Quando o crítico da Michelin vai até o seu restaurante para a avaliação, é seu filho Yoshikazu quem prepara e serve os pratos. Jiro deixa o palco e renuncia à sua vaidade no momento mais crucial para a história de seu negócio. Isso por si só é admirável, mas é possível ir além: Ao escolher dar um passo atrás para que outra pessoa seja posta à prova em seu nome, Jiro está, apesar de todas as suas criações “artísticas” na culinária, alcançando também a quintessência da arte, qual todo artista anseia para se nutrir e busca provocar, através da criação, no mundo e nas pessoas ao seu redor: a inspiração.


O documentarista também sempre sofreu quanto a essa classificação. Nunca se decidiu ao certo se o documentário é arte, ou se é saudável ao documentarista (ao jornalista, ao crítico, ao repórter) que tenha pretensões artísticas. O que se teme aí é justamente o excesso de vaidade, pois o juramento do documentarista é, sobretudo, usar de suas habilidades e conhecimentos para documentar e expor os fatos, o mundo e as pessoas, e não suas “visões pessoais”. Neste caso, o documentarista estaria muito mais próximo de um artesão do que de um artista. Mas além de ser ingênua a crença numa suposta “imparcialidade” ou “impessoalidade” na comunicação, essa separação é injusta. Dizer que Um Homem com uma Câmera (dir. Dziga Vertov, 1929) não é uma obra de arte, é descreditar todos os filmes subsequentes (documentais ou não) que se inspiraram em suas conquistas. Dizer que Coutinho não é um artista pois não é ele quem está dizendo, é ignorar seu potencial inspirador capaz de levar seus entrevistados a revelarem coisas da ordem do mais íntimo e profundo. Ao mesmo tempo, não há dúvidas de que mais da metade do que se vê no jornalismo, na TV e em alguns casos, no cinema, não é arte – justamente por trilhar um caminho excessivamente “imparcial” que em todos os casos é falho, e em alguns casos, segue sendo extremamente vaidoso.
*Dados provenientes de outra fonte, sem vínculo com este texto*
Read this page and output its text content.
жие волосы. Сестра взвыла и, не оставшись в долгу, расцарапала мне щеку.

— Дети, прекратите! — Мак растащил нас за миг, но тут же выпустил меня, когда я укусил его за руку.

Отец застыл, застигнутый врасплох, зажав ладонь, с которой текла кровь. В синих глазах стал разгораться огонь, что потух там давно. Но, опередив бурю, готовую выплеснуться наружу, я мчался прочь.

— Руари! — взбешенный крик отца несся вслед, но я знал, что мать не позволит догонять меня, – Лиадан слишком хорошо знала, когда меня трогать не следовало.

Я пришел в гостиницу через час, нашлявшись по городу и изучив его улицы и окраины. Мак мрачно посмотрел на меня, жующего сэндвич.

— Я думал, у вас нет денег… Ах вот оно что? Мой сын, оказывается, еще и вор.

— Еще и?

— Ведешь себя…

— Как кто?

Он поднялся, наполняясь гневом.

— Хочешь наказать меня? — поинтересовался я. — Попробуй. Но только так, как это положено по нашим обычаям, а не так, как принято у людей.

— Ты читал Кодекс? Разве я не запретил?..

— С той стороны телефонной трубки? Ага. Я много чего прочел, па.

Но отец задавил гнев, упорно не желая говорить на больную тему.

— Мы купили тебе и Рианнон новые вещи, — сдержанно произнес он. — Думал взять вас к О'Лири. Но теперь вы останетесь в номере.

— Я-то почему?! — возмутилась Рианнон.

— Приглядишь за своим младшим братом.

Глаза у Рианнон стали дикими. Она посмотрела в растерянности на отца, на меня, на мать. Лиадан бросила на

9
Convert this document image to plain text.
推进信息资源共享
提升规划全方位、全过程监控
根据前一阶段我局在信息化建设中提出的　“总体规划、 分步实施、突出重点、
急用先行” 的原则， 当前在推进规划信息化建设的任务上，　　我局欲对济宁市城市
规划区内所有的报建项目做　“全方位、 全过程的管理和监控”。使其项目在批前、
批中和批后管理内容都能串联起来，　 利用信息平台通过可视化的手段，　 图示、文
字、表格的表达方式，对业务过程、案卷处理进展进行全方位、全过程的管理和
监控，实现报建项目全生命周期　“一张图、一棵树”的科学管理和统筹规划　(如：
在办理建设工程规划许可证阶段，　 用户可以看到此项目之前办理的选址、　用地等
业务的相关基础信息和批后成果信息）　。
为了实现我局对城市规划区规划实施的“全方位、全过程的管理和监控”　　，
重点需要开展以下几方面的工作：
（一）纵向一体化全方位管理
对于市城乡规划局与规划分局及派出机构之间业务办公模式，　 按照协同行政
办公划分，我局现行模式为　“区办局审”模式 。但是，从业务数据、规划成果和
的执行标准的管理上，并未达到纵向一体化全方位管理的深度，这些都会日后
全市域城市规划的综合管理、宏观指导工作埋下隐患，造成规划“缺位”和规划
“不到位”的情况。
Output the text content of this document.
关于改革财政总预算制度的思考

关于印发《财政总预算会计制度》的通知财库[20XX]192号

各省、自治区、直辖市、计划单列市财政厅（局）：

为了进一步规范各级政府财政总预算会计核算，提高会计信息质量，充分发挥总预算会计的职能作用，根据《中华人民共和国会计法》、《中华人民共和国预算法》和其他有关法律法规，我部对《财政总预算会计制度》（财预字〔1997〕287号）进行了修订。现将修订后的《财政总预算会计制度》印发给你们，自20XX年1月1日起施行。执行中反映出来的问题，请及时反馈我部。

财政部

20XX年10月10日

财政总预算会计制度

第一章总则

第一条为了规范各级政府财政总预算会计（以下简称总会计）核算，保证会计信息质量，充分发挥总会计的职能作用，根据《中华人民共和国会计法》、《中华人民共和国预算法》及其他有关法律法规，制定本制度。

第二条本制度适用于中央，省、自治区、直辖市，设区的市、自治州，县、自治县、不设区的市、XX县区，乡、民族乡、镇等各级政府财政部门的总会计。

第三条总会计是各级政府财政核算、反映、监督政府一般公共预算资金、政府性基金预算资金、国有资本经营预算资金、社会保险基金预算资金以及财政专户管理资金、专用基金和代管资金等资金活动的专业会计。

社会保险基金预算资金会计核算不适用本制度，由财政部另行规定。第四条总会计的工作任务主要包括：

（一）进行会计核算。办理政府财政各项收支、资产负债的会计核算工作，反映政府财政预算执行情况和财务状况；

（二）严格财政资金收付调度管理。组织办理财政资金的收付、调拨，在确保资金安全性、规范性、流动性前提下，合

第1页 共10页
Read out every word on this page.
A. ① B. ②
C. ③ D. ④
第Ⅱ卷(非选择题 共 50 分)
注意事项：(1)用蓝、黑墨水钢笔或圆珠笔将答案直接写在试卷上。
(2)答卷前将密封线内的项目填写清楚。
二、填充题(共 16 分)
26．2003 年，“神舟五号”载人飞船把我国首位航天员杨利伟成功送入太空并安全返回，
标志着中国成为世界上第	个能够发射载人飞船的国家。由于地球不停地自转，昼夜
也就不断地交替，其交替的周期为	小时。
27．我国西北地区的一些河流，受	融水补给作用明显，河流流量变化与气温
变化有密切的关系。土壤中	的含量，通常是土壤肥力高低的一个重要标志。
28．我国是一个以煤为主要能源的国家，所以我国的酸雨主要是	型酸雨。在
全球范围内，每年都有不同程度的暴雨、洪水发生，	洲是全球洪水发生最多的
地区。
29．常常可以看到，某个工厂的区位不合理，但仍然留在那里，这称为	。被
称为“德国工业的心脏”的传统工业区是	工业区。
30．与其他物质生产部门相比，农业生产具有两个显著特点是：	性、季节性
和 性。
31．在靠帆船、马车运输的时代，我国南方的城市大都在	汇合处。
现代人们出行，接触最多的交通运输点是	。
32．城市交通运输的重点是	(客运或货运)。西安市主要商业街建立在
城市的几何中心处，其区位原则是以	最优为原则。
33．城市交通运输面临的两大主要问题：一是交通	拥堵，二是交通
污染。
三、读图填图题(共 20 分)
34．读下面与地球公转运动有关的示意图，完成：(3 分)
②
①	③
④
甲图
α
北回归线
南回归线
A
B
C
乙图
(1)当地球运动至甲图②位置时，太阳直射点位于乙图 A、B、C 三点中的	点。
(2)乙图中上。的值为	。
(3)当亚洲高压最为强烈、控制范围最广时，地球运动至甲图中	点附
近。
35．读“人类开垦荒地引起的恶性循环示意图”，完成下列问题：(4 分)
No Intenso Agora (2017) "Como filmam as câmeras oficiais e como filmam as câmeras militantes, e como essas câmeras filmam quando se tornam as câmeras do regime?" João Moreira Salles



Existem, portanto, artesãos artistas e artistas artesãos. São esses que, em prol do coletivo, colocam seu talento à serviço do mundo, não por acreditarem que mereçam reconhecimento, mas por um desejo irreprimível de retribuir por todos os aprendizados e experiências, movidos por um senso de dever que só poderia ter como objetivo final a mesma busca pela perfeição que empregam no seu trabalho diário. É inegável que Jiro e sua família tenham defeitos, e mesmo que inspiradora, a sua obsessão pelo trabalho pode ser problematizada (como a de muitos outros artistas-artesãos foram; Bergman é um desses casos), especialmente à luz do capitalismo frenético que engole o Japão. Mas é justamente essa complexidade que torna tão bela a obra de David Gelb, que longe de querer chegar até o espectador com dados ou respostas prefere observar tudo atento, boquiaberto, estudioso – e ainda tirando lições valiosas e criando relações autênticas numa montagem primorosa sem roubar o protagonismo de seu objeto documentado. Alguém poderia argumentar que o filme lança um olhar por demasiado “turístico” sobre o restaurante, que deveria investigar mais a fundo a vida do mestre e sua família, que não problematiza a distorção do coletivo numa sociedade voltada para o privado; ou que não é inventivo o suficiente para configurar um trabalho excepcional. Mas quando se está documentando uma personagem tão complexa quanto Jiro se provou ser, às vezes a melhor postura narrativa que se pode tomar é a do estudante, do ouvinte.


O longa certamente não é perfeito. Algumas escolhas poderiam ser repensadas (por que, depois de finalmente sair do restaurante minúsculo para o enorme mercado de peixes escolher a lente grande angular super aberta? isso sim turístico, uma vontade de “registrar o máximo possível” sem ter nada em foco). A trilha sonora também não agrada muitas vezes, escolhendo “temas clássicos de drama enlatado” que não só destoam demais da cultura oriental como não fazem jus à história e postura de Jiro. De qualquer maneira, essas escolhas não interferem tanto porque afinal, não se pode estar frente a um grande artista – essa paisagem confusa e complexílima – senão como turista (por mais "letrado" ou vivido que se seja).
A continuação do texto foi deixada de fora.